Los consumidores con este modelo agrícola-industrial pagamos cada vez más precios abusivos en los alimentos básicos mientras que los agricultores no reciben nada de este sobreprecio; al contrario, la globalización nos hace tan dependientes que estamos asistiendo al nuevo fenómeno de la deslocalización: el acopio de tierras, de buenas tierras por parte de organizaciones poderosas, un verdadero saqueo en toda regla que lleva a muchos campesinos a abandonarlas en manos de las multinacionales de los agronegocios.
Finalmente es una cuestión de mera supervivencia, supervivencia para los campesinos y supervivencia para los que vivimos atrapados en la ciudad, cada día más dependiente, más esclavos de intereses globalizados y ajenos. Es un problema que nos afecta a todos porque la producción agraria, o llamémosla más llanamente “los alimentos”, son un bien social colectivo y vital, y como tal todos debemos hacernos responsables (todos necesitamos comer, todos tenemos derecho a la comida).

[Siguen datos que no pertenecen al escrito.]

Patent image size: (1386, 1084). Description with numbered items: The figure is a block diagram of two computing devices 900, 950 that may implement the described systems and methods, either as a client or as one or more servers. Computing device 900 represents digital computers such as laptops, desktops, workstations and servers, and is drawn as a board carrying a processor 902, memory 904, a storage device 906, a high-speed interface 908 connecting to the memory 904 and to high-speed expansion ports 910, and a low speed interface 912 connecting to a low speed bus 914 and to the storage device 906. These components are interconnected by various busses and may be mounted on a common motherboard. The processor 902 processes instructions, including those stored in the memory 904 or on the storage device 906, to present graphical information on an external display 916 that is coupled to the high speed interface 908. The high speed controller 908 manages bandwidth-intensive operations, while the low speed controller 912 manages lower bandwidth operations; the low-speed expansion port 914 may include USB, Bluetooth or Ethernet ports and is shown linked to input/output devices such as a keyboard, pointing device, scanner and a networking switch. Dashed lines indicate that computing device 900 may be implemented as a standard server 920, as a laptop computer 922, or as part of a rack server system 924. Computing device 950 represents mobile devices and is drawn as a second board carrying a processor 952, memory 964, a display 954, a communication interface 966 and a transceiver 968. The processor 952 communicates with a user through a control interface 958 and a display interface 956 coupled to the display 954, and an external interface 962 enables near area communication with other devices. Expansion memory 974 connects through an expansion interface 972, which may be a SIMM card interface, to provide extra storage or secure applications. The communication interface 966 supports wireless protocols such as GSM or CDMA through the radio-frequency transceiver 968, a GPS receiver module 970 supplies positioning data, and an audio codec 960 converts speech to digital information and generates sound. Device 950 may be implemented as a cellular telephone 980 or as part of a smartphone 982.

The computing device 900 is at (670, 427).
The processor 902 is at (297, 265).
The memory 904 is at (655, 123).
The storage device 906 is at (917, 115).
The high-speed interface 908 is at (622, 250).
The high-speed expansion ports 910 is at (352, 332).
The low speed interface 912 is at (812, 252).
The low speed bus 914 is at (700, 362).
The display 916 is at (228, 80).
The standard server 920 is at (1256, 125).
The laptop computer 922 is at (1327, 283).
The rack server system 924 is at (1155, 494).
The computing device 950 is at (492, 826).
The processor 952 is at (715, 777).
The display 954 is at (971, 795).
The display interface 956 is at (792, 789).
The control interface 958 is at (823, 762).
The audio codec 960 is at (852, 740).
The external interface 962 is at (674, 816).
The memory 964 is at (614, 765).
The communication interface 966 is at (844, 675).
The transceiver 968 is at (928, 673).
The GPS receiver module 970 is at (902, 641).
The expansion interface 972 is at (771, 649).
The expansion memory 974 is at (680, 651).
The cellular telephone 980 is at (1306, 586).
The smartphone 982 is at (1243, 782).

No se trata de volver a la época de las cavernas, consiste precisamente en lo contrario, en aprender a saber vivir mejor: recuperar la soberanía alimentaria, aprovechar los recursos autóctonos, relanzar el consumo local, “reconstruir” un sistema agroalimentario social y ecológicamente sostenible, reorientar las propuestas políticas hacia la descentralización, recuperar la variedad paisajística y los ecosistemas con el uso de una ganadería y un cultivo responsable, respetar las formas de vida, la cultura, la dignidad de nuestros agricultores y ganaderos, evitar ese silencio de abandono que cada día se escucha más en nuestros pueblos y campos (el de Teruel es atronador). Se trata de abandonar el camino equivocado y reconducir nuestros pasos, los pasos de todos, aunque de momento pertenezcan a unos frágiles, dudosos pies de arcilla y barro.